È a questo punto che il corallo viene infilato con un filo di ferro molto teso e viene sgrossato su una mola di pietra arenaria. Questa è la fase della spianatura.
La rociatura è il momento in cui il corallo diventa un vero e proprio pallino. Il corallo viene consumato dalle scanalature di misura differente di una ruota smeriglio fino a raggiungere la forma desiderata.
Durante le fasi precedenti, il corallo potrebbe perdere un po’ della sua colorazione naturale, è per questo che è importante la fase della depurazione del colore naturale, immergendo il pallino nell’acqua ossigenata.

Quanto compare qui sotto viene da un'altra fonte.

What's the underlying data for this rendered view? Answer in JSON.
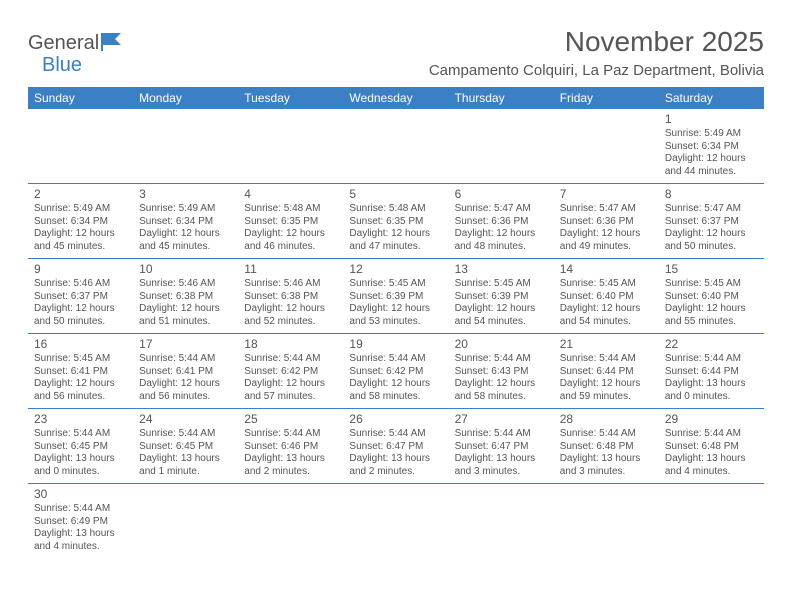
{
  "logo": {
    "text_a": "General",
    "text_b": "Blue"
  },
  "title": "November 2025",
  "location": "Campamento Colquiri, La Paz Department, Bolivia",
  "colors": {
    "accent": "#3b7fc4",
    "text": "#555555",
    "bg": "#ffffff"
  },
  "day_headers": [
    "Sunday",
    "Monday",
    "Tuesday",
    "Wednesday",
    "Thursday",
    "Friday",
    "Saturday"
  ],
  "weeks": [
    [
      null,
      null,
      null,
      null,
      null,
      null,
      {
        "n": "1",
        "sr": "Sunrise: 5:49 AM",
        "ss": "Sunset: 6:34 PM",
        "d1": "Daylight: 12 hours",
        "d2": "and 44 minutes."
      }
    ],
    [
      {
        "n": "2",
        "sr": "Sunrise: 5:49 AM",
        "ss": "Sunset: 6:34 PM",
        "d1": "Daylight: 12 hours",
        "d2": "and 45 minutes."
      },
      {
        "n": "3",
        "sr": "Sunrise: 5:49 AM",
        "ss": "Sunset: 6:34 PM",
        "d1": "Daylight: 12 hours",
        "d2": "and 45 minutes."
      },
      {
        "n": "4",
        "sr": "Sunrise: 5:48 AM",
        "ss": "Sunset: 6:35 PM",
        "d1": "Daylight: 12 hours",
        "d2": "and 46 minutes."
      },
      {
        "n": "5",
        "sr": "Sunrise: 5:48 AM",
        "ss": "Sunset: 6:35 PM",
        "d1": "Daylight: 12 hours",
        "d2": "and 47 minutes."
      },
      {
        "n": "6",
        "sr": "Sunrise: 5:47 AM",
        "ss": "Sunset: 6:36 PM",
        "d1": "Daylight: 12 hours",
        "d2": "and 48 minutes."
      },
      {
        "n": "7",
        "sr": "Sunrise: 5:47 AM",
        "ss": "Sunset: 6:36 PM",
        "d1": "Daylight: 12 hours",
        "d2": "and 49 minutes."
      },
      {
        "n": "8",
        "sr": "Sunrise: 5:47 AM",
        "ss": "Sunset: 6:37 PM",
        "d1": "Daylight: 12 hours",
        "d2": "and 50 minutes."
      }
    ],
    [
      {
        "n": "9",
        "sr": "Sunrise: 5:46 AM",
        "ss": "Sunset: 6:37 PM",
        "d1": "Daylight: 12 hours",
        "d2": "and 50 minutes."
      },
      {
        "n": "10",
        "sr": "Sunrise: 5:46 AM",
        "ss": "Sunset: 6:38 PM",
        "d1": "Daylight: 12 hours",
        "d2": "and 51 minutes."
      },
      {
        "n": "11",
        "sr": "Sunrise: 5:46 AM",
        "ss": "Sunset: 6:38 PM",
        "d1": "Daylight: 12 hours",
        "d2": "and 52 minutes."
      },
      {
        "n": "12",
        "sr": "Sunrise: 5:45 AM",
        "ss": "Sunset: 6:39 PM",
        "d1": "Daylight: 12 hours",
        "d2": "and 53 minutes."
      },
      {
        "n": "13",
        "sr": "Sunrise: 5:45 AM",
        "ss": "Sunset: 6:39 PM",
        "d1": "Daylight: 12 hours",
        "d2": "and 54 minutes."
      },
      {
        "n": "14",
        "sr": "Sunrise: 5:45 AM",
        "ss": "Sunset: 6:40 PM",
        "d1": "Daylight: 12 hours",
        "d2": "and 54 minutes."
      },
      {
        "n": "15",
        "sr": "Sunrise: 5:45 AM",
        "ss": "Sunset: 6:40 PM",
        "d1": "Daylight: 12 hours",
        "d2": "and 55 minutes."
      }
    ],
    [
      {
        "n": "16",
        "sr": "Sunrise: 5:45 AM",
        "ss": "Sunset: 6:41 PM",
        "d1": "Daylight: 12 hours",
        "d2": "and 56 minutes."
      },
      {
        "n": "17",
        "sr": "Sunrise: 5:44 AM",
        "ss": "Sunset: 6:41 PM",
        "d1": "Daylight: 12 hours",
        "d2": "and 56 minutes."
      },
      {
        "n": "18",
        "sr": "Sunrise: 5:44 AM",
        "ss": "Sunset: 6:42 PM",
        "d1": "Daylight: 12 hours",
        "d2": "and 57 minutes."
      },
      {
        "n": "19",
        "sr": "Sunrise: 5:44 AM",
        "ss": "Sunset: 6:42 PM",
        "d1": "Daylight: 12 hours",
        "d2": "and 58 minutes."
      },
      {
        "n": "20",
        "sr": "Sunrise: 5:44 AM",
        "ss": "Sunset: 6:43 PM",
        "d1": "Daylight: 12 hours",
        "d2": "and 58 minutes."
      },
      {
        "n": "21",
        "sr": "Sunrise: 5:44 AM",
        "ss": "Sunset: 6:44 PM",
        "d1": "Daylight: 12 hours",
        "d2": "and 59 minutes."
      },
      {
        "n": "22",
        "sr": "Sunrise: 5:44 AM",
        "ss": "Sunset: 6:44 PM",
        "d1": "Daylight: 13 hours",
        "d2": "and 0 minutes."
      }
    ],
    [
      {
        "n": "23",
        "sr": "Sunrise: 5:44 AM",
        "ss": "Sunset: 6:45 PM",
        "d1": "Daylight: 13 hours",
        "d2": "and 0 minutes."
      },
      {
        "n": "24",
        "sr": "Sunrise: 5:44 AM",
        "ss": "Sunset: 6:45 PM",
        "d1": "Daylight: 13 hours",
        "d2": "and 1 minute."
      },
      {
        "n": "25",
        "sr": "Sunrise: 5:44 AM",
        "ss": "Sunset: 6:46 PM",
        "d1": "Daylight: 13 hours",
        "d2": "and 2 minutes."
      },
      {
        "n": "26",
        "sr": "Sunrise: 5:44 AM",
        "ss": "Sunset: 6:47 PM",
        "d1": "Daylight: 13 hours",
        "d2": "and 2 minutes."
      },
      {
        "n": "27",
        "sr": "Sunrise: 5:44 AM",
        "ss": "Sunset: 6:47 PM",
        "d1": "Daylight: 13 hours",
        "d2": "and 3 minutes."
      },
      {
        "n": "28",
        "sr": "Sunrise: 5:44 AM",
        "ss": "Sunset: 6:48 PM",
        "d1": "Daylight: 13 hours",
        "d2": "and 3 minutes."
      },
      {
        "n": "29",
        "sr": "Sunrise: 5:44 AM",
        "ss": "Sunset: 6:48 PM",
        "d1": "Daylight: 13 hours",
        "d2": "and 4 minutes."
      }
    ],
    [
      {
        "n": "30",
        "sr": "Sunrise: 5:44 AM",
        "ss": "Sunset: 6:49 PM",
        "d1": "Daylight: 13 hours",
        "d2": "and 4 minutes."
      },
      null,
      null,
      null,
      null,
      null,
      null
    ]
  ]
}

Dopo tutto ciò, si passa alla lucidatura. Inizialmente il corallo, dopo essere stato sottoposto a tutte le fasi di levigazione, si presenta opaco e con qualche imperfezione superficiale dovuta alla lavorazione. Nei tempi addietro, durante questa fase il corallo veniva inserito in un piccolo sacchetto di iuta con frammenti di corallo grezzo, pomici e pulimento, una sostanza la cui ricetta veniva custodita segretamente – si tratta in realtà di un composto di polvere di pomice e corno di cervo calcinato – . Il lato aperto del sacchetto veniva cucito, ottenendo così la puppatella, un piccolo cuscinetto che doveva essere sfregato per sei o otto ore da un operaio su una tavola di legno a forma di trapezio costantemente alimentata dall’acqua. Oggi invece, la lucidatura avviene con molta più comodità, inserendo il corallo da lucidare nei buratti.
Siamo così giunti alla fase finale, un momento di nuovo molto delicato, di cui solitamente se ne occupa la maestra infilatrice, stiamo parlando della fase di assortimento o infilatura. Il corallo viene prima selezionato in base alle sfere, al colore e alla qualità, per essere in seguito infilato secondo la richiesta del mercato.
È solo dopo tutte queste fasi, seguite con molta cura dai vari operai e maestri artigiani, che il corallo può quindi essere impiegato per la creazione di gioielli, che da sempre incantano lo sguardo di chi li indossa.
La prima fase riguarda la cernita del ramo di corallo. Il maestro artigiano deve scegliere il pezzo di corallo che meglio si adatta all'opera che ha in mente di realizzare. In questa fase è importante che ci sia molta concentrazione, perchè un minimo sbaglio di valutazione potrebbe compormettere la qualità e la bellezza del lavoro finito. Un piccolo ramo è già un'opera d'arte nella mente del maestro artigiano. Come un blocco di marmo nelle mani di uno scultore, il ramo di corallo in mano all'artigiano è un'opera d'arte in fieri. Questa fase viene compiuta sempre da persone con una lunga esperienza nell'intaglio.
Dopo di ciò arriva il momento dell'aggarbatura, ovvero la fase in cui l'artigiano, utilizzando la ruota smeriglio, come nella fase della rociatura, di cui abbiamo parlato prima, dona forma al pezzo di corallo, sul quale ha scelto di lavorare. Dopo il lungo processo di sagomatura, il corallaro può finalmente iniziare con l'incisione. Questa è senza dubbio la fase più importante: è il momento in cui nasce l'opera d'arte.
L'incisione è quasi tutta completamente eseguita a mano, con l'utilizzo di bulini di varie misure, o al massimo, vengono impiegati dei motorini. Una volta terminato l'intaglio, il gioiello ha bisogno di ritrovare la propria lucentezza; si arriva quindi alla fase della lucidatura, in cui il semilavorato ritroverà tutto il suo splendore grazie a spazzole particolari, in grado di lucidare il pezzo, senza però aggredirne la superficie.